When I run the code, I get an error saying the following:
Traceback (most recent call last):
File "/home/runner/page-view-time-series/test_module.py", line 7, in test_data_cleaning
actual = int(time_series_visualizer.df.count(numeric_only=True))
File "/nix/store/011fpws3ix9hym56a8q54h08df5ymhab-python3.8-pandas-1.2.4/lib/python3.8/site-packages/pandas/core/series.py", line 141, in wrapper
raise TypeError(f"cannot convert the series to {converter}")
TypeError: cannot convert the series to <class 'int'>
Could someone please help me with tackling this by figuring out what exactly the error message means and what the problem is? Thank you so much!
The error is saying it can’t convert the df.count() result to an integer. If you modify the test to print that result and run it on a working project, you’ll see:
value 1238
dtype: int64
which is convertible to integer. Your code is producing
value 1238
month 1238
year 1238
dtype: int64
which is the right value in the wrong format, which means that your data cleaning is working enough for the calculations but just not passing the tests yet. It looks like your cleaned data still has extra columns and df.count() is returning the overall length and the length the of columns as well and python can’t convert that series (3 numbers) to an integer (one number) because it can’t know which you want.
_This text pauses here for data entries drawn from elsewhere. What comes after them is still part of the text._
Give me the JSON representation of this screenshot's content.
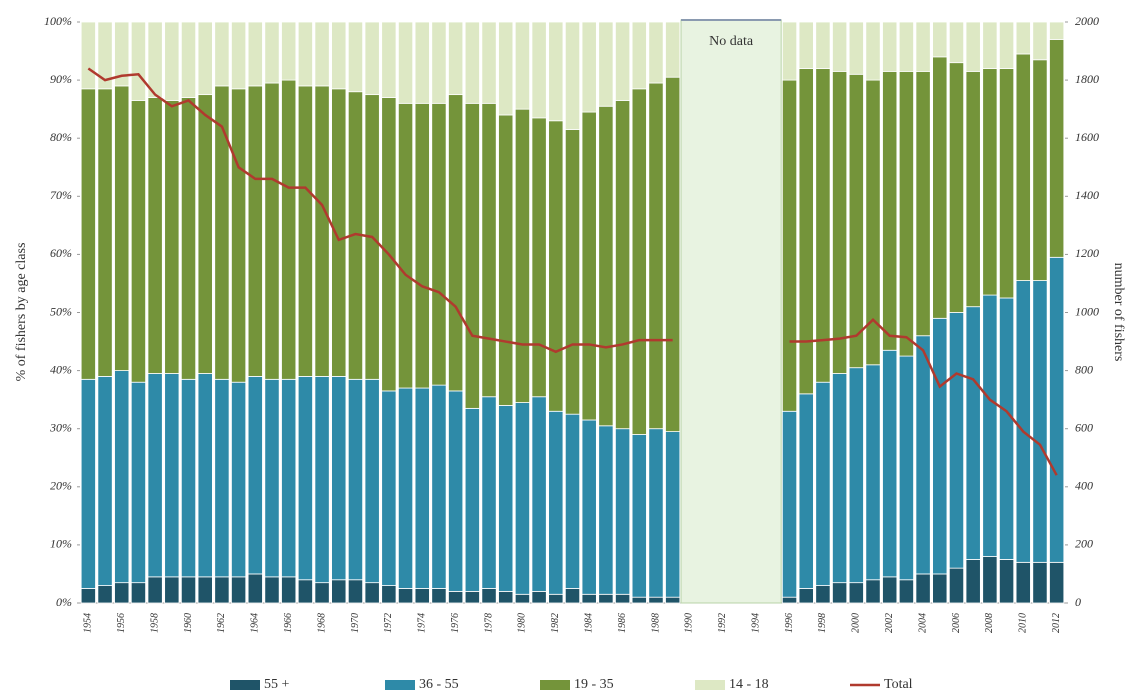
{
  "chart_data": {
    "type": "stacked_bar_line",
    "ylabel": "% of fishers by age class",
    "y2label": "number of fishers",
    "annotations": [
      "No data"
    ],
    "categories": [
      "1954",
      null,
      "1956",
      null,
      "1958",
      null,
      "1960",
      null,
      "1962",
      null,
      "1964",
      null,
      "1966",
      null,
      "1968",
      null,
      "1970",
      null,
      "1972",
      null,
      "1974",
      null,
      "1976",
      null,
      "1978",
      null,
      "1980",
      null,
      "1982",
      null,
      "1984",
      null,
      "1986",
      null,
      "1988",
      null,
      "1990",
      null,
      "1992",
      null,
      "1994",
      null,
      "1996",
      null,
      "1998",
      null,
      "2000",
      null,
      "2002",
      null,
      "2004",
      null,
      "2006",
      null,
      "2008",
      null,
      "2010",
      null,
      "2012"
    ],
    "series": [
      {
        "name": "55 +",
        "color": "#1f5468",
        "values": [
          2.5,
          3,
          3.5,
          3.5,
          4.5,
          4.5,
          4.5,
          4.5,
          4.5,
          4.5,
          5,
          4.5,
          4.5,
          4,
          3.5,
          4,
          4,
          3.5,
          3,
          2.5,
          2.5,
          2.5,
          2,
          2,
          2.5,
          2,
          1.5,
          2,
          1.5,
          2.5,
          1.5,
          1.5,
          1.5,
          1,
          1,
          1,
          null,
          null,
          null,
          null,
          null,
          null,
          1,
          2.5,
          3,
          3.5,
          3.5,
          4,
          4.5,
          4,
          5,
          5,
          6,
          7.5,
          8,
          7.5,
          7,
          7,
          7
        ]
      },
      {
        "name": "36 - 55",
        "color": "#2e8aa8",
        "values": [
          36,
          36,
          36.5,
          34.5,
          35,
          35,
          34,
          35,
          34,
          33.5,
          34,
          34,
          34,
          35,
          35.5,
          35,
          34.5,
          35,
          33.5,
          34.5,
          34.5,
          35,
          34.5,
          31.5,
          33,
          32,
          33,
          33.5,
          31.5,
          30,
          30,
          29,
          28.5,
          28,
          29,
          28.5,
          null,
          null,
          null,
          null,
          null,
          null,
          32,
          33.5,
          35,
          36,
          37,
          37,
          39,
          38.5,
          41,
          44,
          44,
          43.5,
          45,
          45,
          48.5,
          48.5,
          52.5
        ]
      },
      {
        "name": "19 - 35",
        "color": "#74943a",
        "values": [
          50,
          49.5,
          49,
          48.5,
          47.5,
          47,
          48.5,
          48,
          50.5,
          50.5,
          50,
          51,
          51.5,
          50,
          50,
          49.5,
          49.5,
          49,
          50.5,
          49,
          49,
          48.5,
          51,
          52.5,
          50.5,
          50,
          50.5,
          48,
          50,
          49,
          53,
          55,
          56.5,
          59.5,
          59.5,
          61,
          null,
          null,
          null,
          null,
          null,
          null,
          57,
          56,
          54,
          52,
          50.5,
          49,
          48,
          49,
          45.5,
          45,
          43,
          40.5,
          39,
          39.5,
          39,
          38,
          37.5
        ]
      },
      {
        "name": "14 - 18",
        "color": "#dde8c4",
        "values": [
          11.5,
          11.5,
          11,
          13.5,
          13,
          13.5,
          13,
          12.5,
          11,
          11.5,
          11,
          10.5,
          10,
          11,
          11,
          11.5,
          12,
          12.5,
          13,
          14,
          14,
          14,
          12.5,
          14,
          14,
          16,
          15,
          16.5,
          17,
          18.5,
          15.5,
          14.5,
          13.5,
          11.5,
          10.5,
          9.5,
          null,
          null,
          null,
          null,
          null,
          null,
          10,
          8,
          8,
          8.5,
          9,
          10,
          8.5,
          8.5,
          8.5,
          6,
          7,
          8.5,
          8,
          8,
          5.5,
          6.5,
          3
        ]
      },
      {
        "name": "Total",
        "color": "#b03a2e",
        "axis": "y2",
        "type": "line",
        "values": [
          1840,
          1800,
          1815,
          1820,
          1750,
          1710,
          1730,
          1680,
          1640,
          1500,
          1460,
          1460,
          1430,
          1430,
          1370,
          1250,
          1270,
          1260,
          1200,
          1130,
          1090,
          1070,
          1020,
          920,
          910,
          900,
          890,
          890,
          865,
          890,
          890,
          880,
          890,
          905,
          905,
          905,
          null,
          null,
          null,
          null,
          null,
          null,
          900,
          900,
          905,
          910,
          920,
          975,
          920,
          915,
          870,
          745,
          790,
          770,
          700,
          660,
          590,
          545,
          440
        ]
      }
    ],
    "ylim": [
      0,
      100
    ],
    "yticks": [
      {
        "value": 0,
        "label": "0%"
      },
      {
        "value": 10,
        "label": "10%"
      },
      {
        "value": 20,
        "label": "20%"
      },
      {
        "value": 30,
        "label": "30%"
      },
      {
        "value": 40,
        "label": "40%"
      },
      {
        "value": 50,
        "label": "50%"
      },
      {
        "value": 60,
        "label": "60%"
      },
      {
        "value": 70,
        "label": "70%"
      },
      {
        "value": 80,
        "label": "80%"
      },
      {
        "value": 90,
        "label": "90%"
      },
      {
        "value": 100,
        "label": "100%"
      }
    ],
    "y2lim": [
      0,
      2000
    ],
    "y2ticks": [
      0,
      200,
      400,
      600,
      800,
      1000,
      1200,
      1400,
      1600,
      1800,
      2000
    ],
    "legend": "bottom"
  }
}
This problem can be solved if you modify test_module line #6 to actual = int(time_series_visualizer.df.count(numeric_only=True)[0]) so that it only takes 1 number as jeremy suggested.
Sorry, that’s not what I was suggesting. The test is correct; the original code is wrong and should be modified to pass the test. As I indicated in my example, it’s possible to clean the data in such a way as to not add extra columns which cause the problem with df.count().